According to tracking data gathered from the various social media outlets that allow us normies to tell Olympians how much we heart them, usual suspects like Michael Phelps, Usain Bolt, Gabby Douglas and Misty-May Treanor racked up the most traffic before and during this summer's games. No surprises there, but based on a comparison of social media activity preceding and during the games, number crunchers at AddThis figured out that the five athletes who recorded the highest buzz increases were all women because this Olympics, in case you haven't heard already, was the year that female athletes saved the United States from global embarrassment by being generally awesome.

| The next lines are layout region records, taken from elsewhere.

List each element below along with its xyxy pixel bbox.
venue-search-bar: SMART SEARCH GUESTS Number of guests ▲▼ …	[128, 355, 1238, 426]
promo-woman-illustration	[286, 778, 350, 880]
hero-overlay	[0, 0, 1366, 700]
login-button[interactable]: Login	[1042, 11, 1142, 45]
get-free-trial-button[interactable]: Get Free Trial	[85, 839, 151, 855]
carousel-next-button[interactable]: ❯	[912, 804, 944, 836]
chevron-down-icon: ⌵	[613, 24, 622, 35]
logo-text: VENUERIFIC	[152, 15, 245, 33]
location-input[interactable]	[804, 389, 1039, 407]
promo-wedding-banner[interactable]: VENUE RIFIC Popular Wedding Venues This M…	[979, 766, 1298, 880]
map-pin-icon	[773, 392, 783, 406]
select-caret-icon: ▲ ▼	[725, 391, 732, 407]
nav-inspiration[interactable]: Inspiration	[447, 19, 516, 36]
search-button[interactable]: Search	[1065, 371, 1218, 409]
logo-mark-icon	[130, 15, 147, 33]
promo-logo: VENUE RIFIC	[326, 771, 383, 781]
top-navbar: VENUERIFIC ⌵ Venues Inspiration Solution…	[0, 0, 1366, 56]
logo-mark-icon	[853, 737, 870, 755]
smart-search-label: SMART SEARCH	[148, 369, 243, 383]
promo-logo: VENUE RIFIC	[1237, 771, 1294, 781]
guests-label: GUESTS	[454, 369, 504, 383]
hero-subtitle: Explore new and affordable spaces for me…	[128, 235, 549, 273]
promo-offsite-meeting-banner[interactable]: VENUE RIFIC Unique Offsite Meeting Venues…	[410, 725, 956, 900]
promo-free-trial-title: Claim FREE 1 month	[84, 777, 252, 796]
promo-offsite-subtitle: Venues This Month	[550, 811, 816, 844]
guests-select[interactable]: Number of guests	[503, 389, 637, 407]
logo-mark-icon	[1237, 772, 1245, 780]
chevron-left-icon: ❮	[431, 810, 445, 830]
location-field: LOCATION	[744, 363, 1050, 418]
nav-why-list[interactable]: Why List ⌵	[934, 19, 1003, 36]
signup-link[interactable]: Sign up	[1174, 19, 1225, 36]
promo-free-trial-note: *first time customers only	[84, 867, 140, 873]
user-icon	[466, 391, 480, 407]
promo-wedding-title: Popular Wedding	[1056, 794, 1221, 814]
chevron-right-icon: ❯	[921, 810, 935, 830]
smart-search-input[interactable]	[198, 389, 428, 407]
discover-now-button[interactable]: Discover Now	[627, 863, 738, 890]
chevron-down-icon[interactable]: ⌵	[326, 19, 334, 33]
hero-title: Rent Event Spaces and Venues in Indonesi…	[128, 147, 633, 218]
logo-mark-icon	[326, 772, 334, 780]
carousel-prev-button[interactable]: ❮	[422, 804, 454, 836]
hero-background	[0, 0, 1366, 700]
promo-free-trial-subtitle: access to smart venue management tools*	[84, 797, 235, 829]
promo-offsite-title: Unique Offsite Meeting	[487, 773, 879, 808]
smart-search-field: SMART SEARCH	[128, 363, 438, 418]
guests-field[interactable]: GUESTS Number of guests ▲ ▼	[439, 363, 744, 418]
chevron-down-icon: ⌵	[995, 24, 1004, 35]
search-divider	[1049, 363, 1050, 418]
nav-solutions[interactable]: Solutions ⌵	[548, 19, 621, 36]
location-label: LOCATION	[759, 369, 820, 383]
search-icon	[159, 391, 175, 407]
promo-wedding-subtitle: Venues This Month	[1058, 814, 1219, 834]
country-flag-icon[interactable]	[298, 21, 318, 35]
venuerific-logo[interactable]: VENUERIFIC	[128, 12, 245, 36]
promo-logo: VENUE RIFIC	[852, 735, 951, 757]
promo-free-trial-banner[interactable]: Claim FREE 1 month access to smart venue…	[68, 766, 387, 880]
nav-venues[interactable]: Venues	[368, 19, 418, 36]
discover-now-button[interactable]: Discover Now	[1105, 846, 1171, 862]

Wired's Lainna Fader is quick to point out, however, that the increased interest in female athletes isn't necessarily evidence that all members of the viewing public are commending them on their athletic prowess — just as many social media gadflies were likely to discuss female athletes' physical appearance as their superhuman feats of strength and speed. Though Gabby Douglas, for example, beat out Michael Phelps as the "Most-Clicked Athlete" on NBCOlympics.com by a whopping 11 million pageviews, internet chatter was just as likely to focus on her hair as her Catwomanly agility. Fader explains that, though the U.S. Women's gymnastics team became veritable superstars after winning Olympic gold, plenty of trolls contributed not-so-pleasant opinions to the general internet discussion:
After checking out the terms most often associated with each of the top five female athletes, it seems we were right to be suspicious. Douglas' hair was discussed about as frequently as her sport. Wieber's elimination was a hot topic, but so were her "hot" and "stunning" looks. And apparently a lot of people were searching for "pics" of Raisman and asking if she's single.
Still, says former NBC Olympics producer and founder of First-Person Communications Douglas Warshaw, Olympic women dominated the social mediaverse during the games, and that's nothing to sneeze at because it helps draw attention to women in sport, which helps provide a whole generation of young girls with athletic role models to look up to and, eventually, emulate. Warshaw thinks that, though it's not easy to dismiss "the ‘hottest women of the Olympics' thing, and the sex appeal of the increasingly tight uniforms," the percentage spike in discussion about female athletes before and during the actual games reveals that the public has a genuine interest in learning more about women who don't necessarily attract a lot of attention beyond the Olympics.
I think women athletes resonate the most with us because they don't get the coverage day in and day out in between the Games. So there's something novel about the way that they're covered during the Olympics, and that adds to their appeal.
Social media buzz will certainly help some of these women secure endorsements, something that's been notoriously difficult for them to do on the same scale as male Olympians.